A High Court judge has urged the Local Government Association and the National Health Service to devise a mechanism by which funding disputes between councils and health bodies can be resolved without resort to expensive legal proceedings.

The case of Wolverhampton Council, R (On the Application Of) v South Worcestershire Clinical Commissioning Group Shropshire (CCG) [2018] EWHC 1136 arose when Wolverhampton Council took South Worcestershire and Shropshire clinical commissioning groups (CCG) to the High Court over which of them should pay for the care of patient VG.

Before setting out his judgment, Mr Justice Garnham said: “It is most regrettable that this dispute was not resolved without the parties having to come to court.

“The Court of Appeal and this court have repeatedly indicated how much they deprecate this sort of litigation, where substantial amounts of public money are spent by public bodies arguing about which of them is responsible for the performance of a particular public duty.”
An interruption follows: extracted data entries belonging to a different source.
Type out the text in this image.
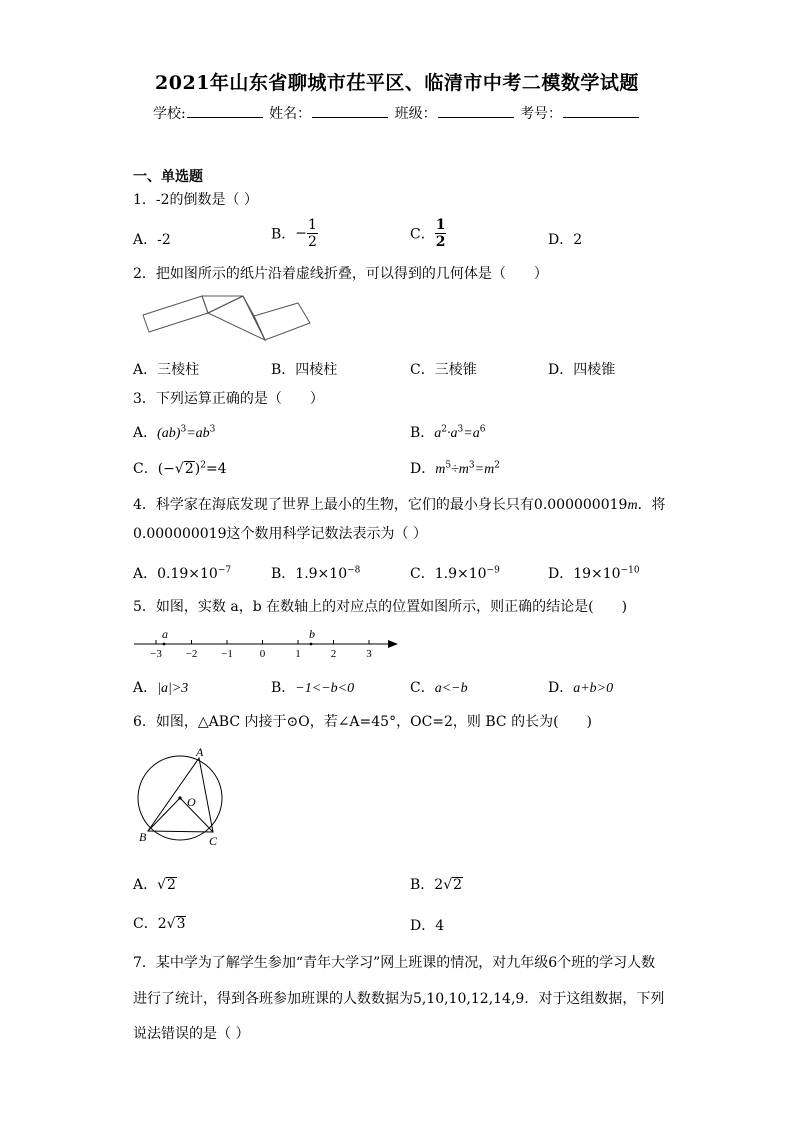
2021年山东省聊城市茌平区、临清市中考二模数学试题
学校:	姓名：	班级：	考号：
一、单选题
1．-2的倒数是（ ）
A．-2	B．− $\frac{1}{2}$	C． $\frac{1}{2}$	D．2
2．把如图所示的纸片沿着虚线折叠，可以得到的几何体是（　　）
A．三棱柱	B．四棱柱	C．三棱锥	D．四棱锥
3．下列运算正确的是（　　）
A．$(ab)^3=ab^3$	B．$a^2\cdot a^3=a^6$
C．$(-√2)^2=4$	D．$m^5\div m^3=m^2$
4．科学家在海底发现了世界上最小的生物，它们的最小身长只有0.000000019m．将
0.000000019这个数用科学记数法表示为（ ）
A．$0.19\times 10^{-7}$	B．$1.9\times 10^{-8}$	C．$1.9\times 10^{-9}$	D．$19\times 10^{-10}$
5．如图，实数 a，b 在数轴上的对应点的位置如图所示，则正确的结论是(　　)
−3 −2 −1 0	1	2	3
a	b
A．|a|>3	B．−1<−b<0	C．a<−b	D．a+b>0
6．如图，△ABC 内接于⊙O，若∠A=45°，OC=2，则 BC 的长为(　　)
A
B	C
O
A．√2	B．2√2
C．2√3	D．4
7．某中学为了解学生参加“青年大学习”网上班课的情况，对九年级6个班的学习人数
进行了统计，得到各班参加班课的人数数据为5,10,10,12,14,9．对于这组数据，下列
说法错误的是（ ）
He said £75,000 had been spent on legal fees and costs, which “would be much better spent on providing the services which these bodies were established to provide, than on expensive teams of lawyers”.
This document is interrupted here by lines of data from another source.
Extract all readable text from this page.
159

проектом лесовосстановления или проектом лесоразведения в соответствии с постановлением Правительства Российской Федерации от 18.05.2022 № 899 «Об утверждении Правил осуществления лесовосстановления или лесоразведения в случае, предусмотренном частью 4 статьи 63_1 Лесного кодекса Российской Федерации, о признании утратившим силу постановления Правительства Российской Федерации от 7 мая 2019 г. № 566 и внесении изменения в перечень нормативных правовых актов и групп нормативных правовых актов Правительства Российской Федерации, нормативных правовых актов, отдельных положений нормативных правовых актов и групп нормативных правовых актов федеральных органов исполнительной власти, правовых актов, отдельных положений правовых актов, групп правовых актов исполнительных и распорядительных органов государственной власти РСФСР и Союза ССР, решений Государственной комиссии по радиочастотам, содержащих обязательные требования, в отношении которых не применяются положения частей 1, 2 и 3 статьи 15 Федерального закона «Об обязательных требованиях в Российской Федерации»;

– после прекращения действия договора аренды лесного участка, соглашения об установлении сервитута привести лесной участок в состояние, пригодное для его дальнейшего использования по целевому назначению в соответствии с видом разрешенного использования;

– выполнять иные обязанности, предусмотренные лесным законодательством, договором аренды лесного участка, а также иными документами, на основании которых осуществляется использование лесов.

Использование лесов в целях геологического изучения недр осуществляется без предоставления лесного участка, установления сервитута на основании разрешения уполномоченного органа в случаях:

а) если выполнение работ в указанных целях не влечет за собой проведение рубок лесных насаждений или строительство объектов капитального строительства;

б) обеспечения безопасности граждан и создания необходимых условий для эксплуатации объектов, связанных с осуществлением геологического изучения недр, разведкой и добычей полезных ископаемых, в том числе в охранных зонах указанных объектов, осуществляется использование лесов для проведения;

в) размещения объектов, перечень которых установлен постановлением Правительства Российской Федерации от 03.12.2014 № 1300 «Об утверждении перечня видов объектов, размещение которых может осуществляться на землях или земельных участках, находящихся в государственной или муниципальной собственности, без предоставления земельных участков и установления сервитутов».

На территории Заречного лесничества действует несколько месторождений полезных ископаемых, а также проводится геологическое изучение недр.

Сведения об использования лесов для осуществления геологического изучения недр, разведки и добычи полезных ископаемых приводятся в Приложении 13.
The judge said he was nonetheless grateful for the assistance of the lawyers involved in the case. However, he added: “It is inevitable that on occasions those advising local authorities and CCGs will take different views on the complicated legal structures governing their operation but the NHS and the Local Government Association ought urgently to work together to devise a mechanism by which such disputes can be resolved without resort to expensive legal proceedings.”

VG, who has profound learning difficulties and other disabilities, originally lived in Wolverhampton but later attended a school in Shropshire where he registered with a general practitioner.

The dispute turned on whether his care should be paid for by Wolverhampton, by Shropshire CCG given his registration there, or by South Worcestershire CCG once he moved to a residential home called AALPS in Worcester.

South Worcestershire argued that it had no significant involvement in obtaining VG's care and said Shropshire CCG “repeatedly acknowledged that the responsibility was theirs”.

Shropshire CCG though said it could not be responsible because it did not have powers to fund VG's care.

The judge said the issue of vires was critical to future management of the case and reluctantly concluded that Shropshire CCG “has, and had, no power to make the payment to the claimant in respect of VG's care at AALPS”.

The judge added: “I have come to that conclusion with some considerable regret. In my judgment, the moral ‘merits' of the case lay with the claimant council who have endeavoured throughout to do the right thing by VG, and with [South Worcestershire] who has had little or no involvement in the making of the arrangements now being considered.

“Wherever my sympathies may lie, however, I am driven to the conclusion that, as a matter of law, the second defendants had no power to fund AALPS and therefore cannot be acting unlawfully in declining so to do.”